Glende made such a good impression with the academy at Oakland Community College (OCC) that he also received the $1,000 Sgt. James Collins Memorial Scholarship from the Collins family based on leadership and military service. He was noticed on a statewide level as well. “He’s getting the MCOLES award, which is a pretty big award for a cadet to get because it’s from the state,” Ceci said of the honorary award for Outstanding Performance.

Glende was one of 38 pre-service cadets in a graduating class of 51 on Dec. 14, 2018. Pre-service cadets pay their own tuition at academy.

Oakland Academy starts each new class off with a meet and greet of sorts. That’s where Glende shined. “Everybody introduces themselves and we do a team building exercise and see who takes the lead roles in those exercises,” Ceci said. “A lot of times the military experience lends them to that. (Glende) was a Corporal in the United States Marine Corps. He served for four years.”

The 24-year-old’s leadership abilities led to him being given the position of Class Executive Officer. “He helps the academy staff run the class. He’s the student level leader,” Ceci said. “He’s turned out to be the perfect pick for that position. He’s done a phenomenal job.”

Planning on getting married soon, Glende and his bride-to-be decided it would be better for him to work locally in law enforcement rather than in the military. “It was similar to the military and that’s the only other thing that would make me happy,” Glende said. “It was nothing but brotherhood, a family of people working together to achieve one goal. Law enforcement is the same mentality.”
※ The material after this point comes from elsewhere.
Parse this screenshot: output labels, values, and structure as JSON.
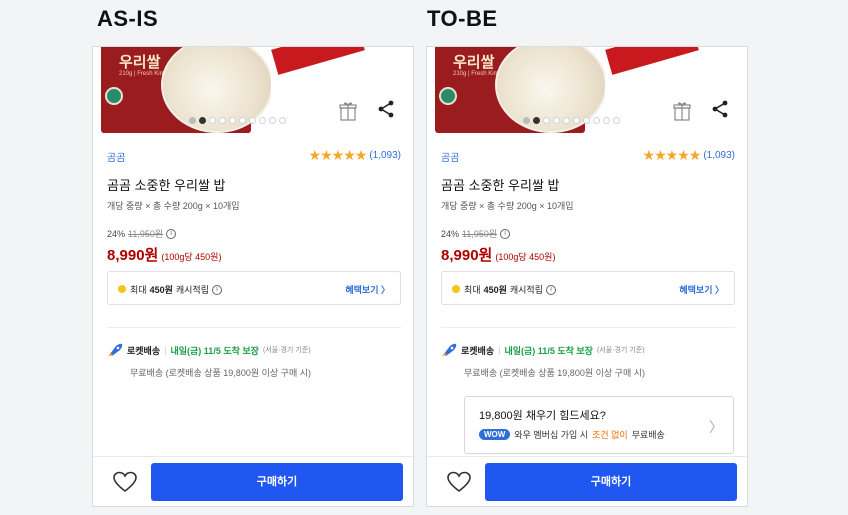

Enjoying the structure of military service from 2012-2016, he had his next career move all planned out. After being discharged, Glende immediately began pursuing an Associate’s Degree in Criminal Justice from OCC. “I rolled right into getting the degree and then rolled right into the academy after that,” he said. “I plan on getting my bachelor’s in 2019. I want to keep education rolling and further myself.”

“I can’t say enough of what an asset he was to our staff. He went above and beyond … he displayed excellent leadership and was great to work with,” Ceci said.

Glende was hired as a full-time Southfield Police Officer in March. “I just want to serve 25 to 30 years in law enforcement. I will figure out other opportunities along the way,” Glende said of other possible law enforcement positions.